Dulce Et Decorum Est
Bent double, like old beggars under sacks,
Knock-kneed, coughing like hags, we cursed through sludge,
Till on the haunting flares we turned our backs
And towards our distant rest began to trudge.
Men marched asleep. Many had lost their boots
But limped on, blood-shod. All went lame; all blind;
Drunk with fatigue; deaf even to the hoots
Of tired, outstripped Five-Nines that dropped behind.

Gas! Gas! Quick, boys!-An ecstasy of fumbling,
Fitting the clumsy helmets just in time;
But someone still was yelling out and stumbling
And flound'ring like a man in fire or lime...
Dim, through the misty panes and thick green light,
As under a green sea, I saw him drowning.

In all my dreams, before my helpless sight,
He plunges at me, guttering, choking, drowning.

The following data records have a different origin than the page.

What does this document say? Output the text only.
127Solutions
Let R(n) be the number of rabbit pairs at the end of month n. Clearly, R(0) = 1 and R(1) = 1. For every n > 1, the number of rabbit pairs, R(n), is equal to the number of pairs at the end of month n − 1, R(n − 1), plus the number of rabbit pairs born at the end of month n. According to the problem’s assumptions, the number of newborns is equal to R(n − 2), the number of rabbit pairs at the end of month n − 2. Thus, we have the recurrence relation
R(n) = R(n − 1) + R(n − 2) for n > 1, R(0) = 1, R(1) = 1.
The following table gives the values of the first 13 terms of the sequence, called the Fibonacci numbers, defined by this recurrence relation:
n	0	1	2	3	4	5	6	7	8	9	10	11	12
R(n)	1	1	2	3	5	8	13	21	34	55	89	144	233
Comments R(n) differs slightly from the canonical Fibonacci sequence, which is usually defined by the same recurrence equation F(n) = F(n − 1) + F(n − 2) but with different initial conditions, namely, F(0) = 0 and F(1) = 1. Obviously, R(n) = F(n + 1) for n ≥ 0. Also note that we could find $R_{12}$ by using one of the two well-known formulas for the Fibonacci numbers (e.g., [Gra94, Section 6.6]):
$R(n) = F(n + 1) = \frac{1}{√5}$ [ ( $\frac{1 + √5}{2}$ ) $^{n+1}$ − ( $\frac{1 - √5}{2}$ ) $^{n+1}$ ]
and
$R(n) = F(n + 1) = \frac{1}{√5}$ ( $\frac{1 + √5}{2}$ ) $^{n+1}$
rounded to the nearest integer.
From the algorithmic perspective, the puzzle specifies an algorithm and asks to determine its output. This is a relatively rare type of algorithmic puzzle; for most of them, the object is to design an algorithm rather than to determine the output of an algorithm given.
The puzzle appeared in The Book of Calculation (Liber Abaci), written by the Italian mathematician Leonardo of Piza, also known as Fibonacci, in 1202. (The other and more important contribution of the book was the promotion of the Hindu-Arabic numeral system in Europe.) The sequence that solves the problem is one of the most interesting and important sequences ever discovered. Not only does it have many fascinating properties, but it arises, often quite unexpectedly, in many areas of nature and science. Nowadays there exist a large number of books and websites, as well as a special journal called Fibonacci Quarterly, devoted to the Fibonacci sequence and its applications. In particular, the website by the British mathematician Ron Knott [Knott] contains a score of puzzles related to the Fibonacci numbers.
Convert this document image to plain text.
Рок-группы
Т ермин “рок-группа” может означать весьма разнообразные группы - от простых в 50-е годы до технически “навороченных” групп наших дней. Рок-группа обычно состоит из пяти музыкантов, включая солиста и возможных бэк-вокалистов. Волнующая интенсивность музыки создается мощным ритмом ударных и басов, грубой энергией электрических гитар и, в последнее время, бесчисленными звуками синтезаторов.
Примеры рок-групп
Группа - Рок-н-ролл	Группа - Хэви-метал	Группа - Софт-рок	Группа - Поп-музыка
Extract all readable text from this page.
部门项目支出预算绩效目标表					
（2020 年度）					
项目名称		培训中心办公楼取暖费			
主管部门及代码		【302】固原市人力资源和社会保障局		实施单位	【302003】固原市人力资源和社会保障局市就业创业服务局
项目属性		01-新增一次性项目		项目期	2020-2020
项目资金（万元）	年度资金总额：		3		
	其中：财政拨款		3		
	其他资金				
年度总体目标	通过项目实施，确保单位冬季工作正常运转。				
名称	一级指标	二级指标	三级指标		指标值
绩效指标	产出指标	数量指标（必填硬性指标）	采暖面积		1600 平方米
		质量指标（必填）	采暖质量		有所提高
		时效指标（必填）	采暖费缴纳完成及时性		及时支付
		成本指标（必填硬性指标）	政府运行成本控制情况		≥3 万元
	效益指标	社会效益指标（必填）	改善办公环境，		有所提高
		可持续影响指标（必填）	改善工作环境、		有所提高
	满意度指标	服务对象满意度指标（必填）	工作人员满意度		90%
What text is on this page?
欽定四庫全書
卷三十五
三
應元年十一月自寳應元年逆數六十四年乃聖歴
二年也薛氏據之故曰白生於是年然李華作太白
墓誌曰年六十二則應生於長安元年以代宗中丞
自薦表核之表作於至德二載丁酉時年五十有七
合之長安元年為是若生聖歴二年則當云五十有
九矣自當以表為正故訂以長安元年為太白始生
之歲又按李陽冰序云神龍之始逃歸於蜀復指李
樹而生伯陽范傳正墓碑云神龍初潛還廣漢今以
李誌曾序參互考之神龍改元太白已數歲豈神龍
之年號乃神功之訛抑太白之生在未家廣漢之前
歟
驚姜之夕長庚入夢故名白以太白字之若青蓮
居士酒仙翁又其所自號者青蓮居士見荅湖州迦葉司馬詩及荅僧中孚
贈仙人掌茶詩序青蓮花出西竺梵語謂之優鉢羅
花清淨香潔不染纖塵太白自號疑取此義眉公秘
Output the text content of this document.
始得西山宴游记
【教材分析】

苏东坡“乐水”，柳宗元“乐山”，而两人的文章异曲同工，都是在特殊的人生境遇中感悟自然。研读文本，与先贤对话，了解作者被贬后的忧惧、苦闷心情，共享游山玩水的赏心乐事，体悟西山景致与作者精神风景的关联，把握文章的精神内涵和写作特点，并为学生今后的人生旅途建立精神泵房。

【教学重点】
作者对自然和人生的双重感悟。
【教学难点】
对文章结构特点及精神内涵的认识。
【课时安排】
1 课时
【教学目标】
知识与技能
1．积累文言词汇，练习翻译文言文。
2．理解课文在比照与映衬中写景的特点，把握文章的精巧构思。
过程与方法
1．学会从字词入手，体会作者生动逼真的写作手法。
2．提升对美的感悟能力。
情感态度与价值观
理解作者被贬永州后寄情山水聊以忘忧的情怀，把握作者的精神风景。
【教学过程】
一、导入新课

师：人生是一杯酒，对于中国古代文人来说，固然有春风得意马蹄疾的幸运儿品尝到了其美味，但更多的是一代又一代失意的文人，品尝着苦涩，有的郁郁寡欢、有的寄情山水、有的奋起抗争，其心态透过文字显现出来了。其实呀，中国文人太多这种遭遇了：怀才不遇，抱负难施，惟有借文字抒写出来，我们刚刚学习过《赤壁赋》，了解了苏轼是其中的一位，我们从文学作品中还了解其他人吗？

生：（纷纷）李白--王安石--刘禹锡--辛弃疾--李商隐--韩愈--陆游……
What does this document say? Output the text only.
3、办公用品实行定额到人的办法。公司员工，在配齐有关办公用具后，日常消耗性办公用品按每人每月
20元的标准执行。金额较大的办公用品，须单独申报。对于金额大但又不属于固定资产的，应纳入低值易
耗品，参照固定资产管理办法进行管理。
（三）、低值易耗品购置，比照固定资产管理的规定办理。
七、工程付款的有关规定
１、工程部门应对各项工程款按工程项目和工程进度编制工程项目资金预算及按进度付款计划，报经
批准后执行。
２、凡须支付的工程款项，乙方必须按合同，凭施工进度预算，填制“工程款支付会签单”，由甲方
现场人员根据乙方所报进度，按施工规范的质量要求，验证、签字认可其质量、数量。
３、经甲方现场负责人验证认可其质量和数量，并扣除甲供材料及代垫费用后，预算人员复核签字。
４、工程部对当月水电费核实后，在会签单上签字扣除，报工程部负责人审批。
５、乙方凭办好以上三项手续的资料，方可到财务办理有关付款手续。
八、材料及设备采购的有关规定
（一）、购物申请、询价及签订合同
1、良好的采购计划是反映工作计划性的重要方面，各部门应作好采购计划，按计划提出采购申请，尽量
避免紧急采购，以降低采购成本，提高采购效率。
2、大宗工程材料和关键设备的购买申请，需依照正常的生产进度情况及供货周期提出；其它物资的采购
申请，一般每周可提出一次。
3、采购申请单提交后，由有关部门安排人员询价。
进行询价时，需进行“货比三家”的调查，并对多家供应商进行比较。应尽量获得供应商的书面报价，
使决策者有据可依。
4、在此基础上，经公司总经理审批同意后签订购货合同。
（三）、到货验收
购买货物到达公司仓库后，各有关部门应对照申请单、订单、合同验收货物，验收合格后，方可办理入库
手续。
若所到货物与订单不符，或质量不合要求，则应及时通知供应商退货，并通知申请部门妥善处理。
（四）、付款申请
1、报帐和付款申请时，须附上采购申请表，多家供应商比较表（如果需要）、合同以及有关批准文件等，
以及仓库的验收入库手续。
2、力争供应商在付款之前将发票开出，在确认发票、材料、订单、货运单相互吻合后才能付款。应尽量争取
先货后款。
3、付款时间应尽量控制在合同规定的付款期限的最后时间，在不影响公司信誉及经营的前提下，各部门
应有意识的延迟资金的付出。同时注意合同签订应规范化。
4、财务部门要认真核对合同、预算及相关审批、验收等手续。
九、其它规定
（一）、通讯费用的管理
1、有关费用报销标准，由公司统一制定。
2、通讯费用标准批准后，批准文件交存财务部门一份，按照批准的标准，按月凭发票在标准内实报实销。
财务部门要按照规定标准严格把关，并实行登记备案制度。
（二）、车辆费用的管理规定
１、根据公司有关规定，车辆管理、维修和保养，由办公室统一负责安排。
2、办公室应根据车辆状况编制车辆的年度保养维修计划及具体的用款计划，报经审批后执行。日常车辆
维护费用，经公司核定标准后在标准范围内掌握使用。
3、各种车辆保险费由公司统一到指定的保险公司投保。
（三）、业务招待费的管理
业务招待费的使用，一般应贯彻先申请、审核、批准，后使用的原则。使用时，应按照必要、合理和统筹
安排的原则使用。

If in some smothering dreams you too could pace
Behind the wagon that we flung him in,
And watch the white eyes writhing in his face,
His hanging face, like a devil's sick of sin;
If you could hear, at every jolt, the blood
Come gargling from the froth-corrupted lungs,
Obscene as cancer, bitter as the cud
Of vile, incurable sores on innocent tongues,-
My friend, you would not tell with such high zest
To children ardent for some desperate glory,
The old Lie: Dulce et decorum est
Pro patria mori.

Anthem for Doomed Youth
What passing-bells for these who die as cattle?
-Only the monstrous anger of the guns.
Only the stuttering rifles' rapid rattle
Can patter out their hasty orisons.
No mockeries now for them; no prayers nor bells;
Nor any voice of mourning save the choirs,-
The shrill, demented choirs of wailing shells;
And bugles calling for them from sad shires.

What candles may be held to speed them all?
Not in the hands of boys but in their eyes
Shall shine the holy glimmers of good-byes.
The pallor of girls' brows shall be their pall;
Their flowers the tenderness of patient minds,
And each slow dusk a drawing-down of blinds.

Asleep
Under his helmet, up against his pack,
After so many days of work and waking,
Sleep took him by the brow and laid him back.


There, in the happy no-time of his sleeping,
Death took him by the heart. There heaved a quaking
Of the aborted life within him leaping,
Then chest and sleepy arms once more fell slack.


And soon the slow, stray blood came creeping
From the intruding lead, like ants on track.


Whether his deeper sleep lie shaded by the shaking
Of great wings, and the thoughts that hung the stars,
High-pillowed on calm pillows of God's making,
Above these clouds, these rains, these sleets of lead,
And these winds' scimitars,
-Or whether yet his thin and sodden head
Confuses more and more with the low mould,
His hair being one with the grey grass
Of finished fields, and wire-scrags rusty-old,
Who knows? Who hopes? Who troubles? Let it pass!
He sleeps. He sleeps less tremulous, less cold,
Than we who wake, and waking say Alas!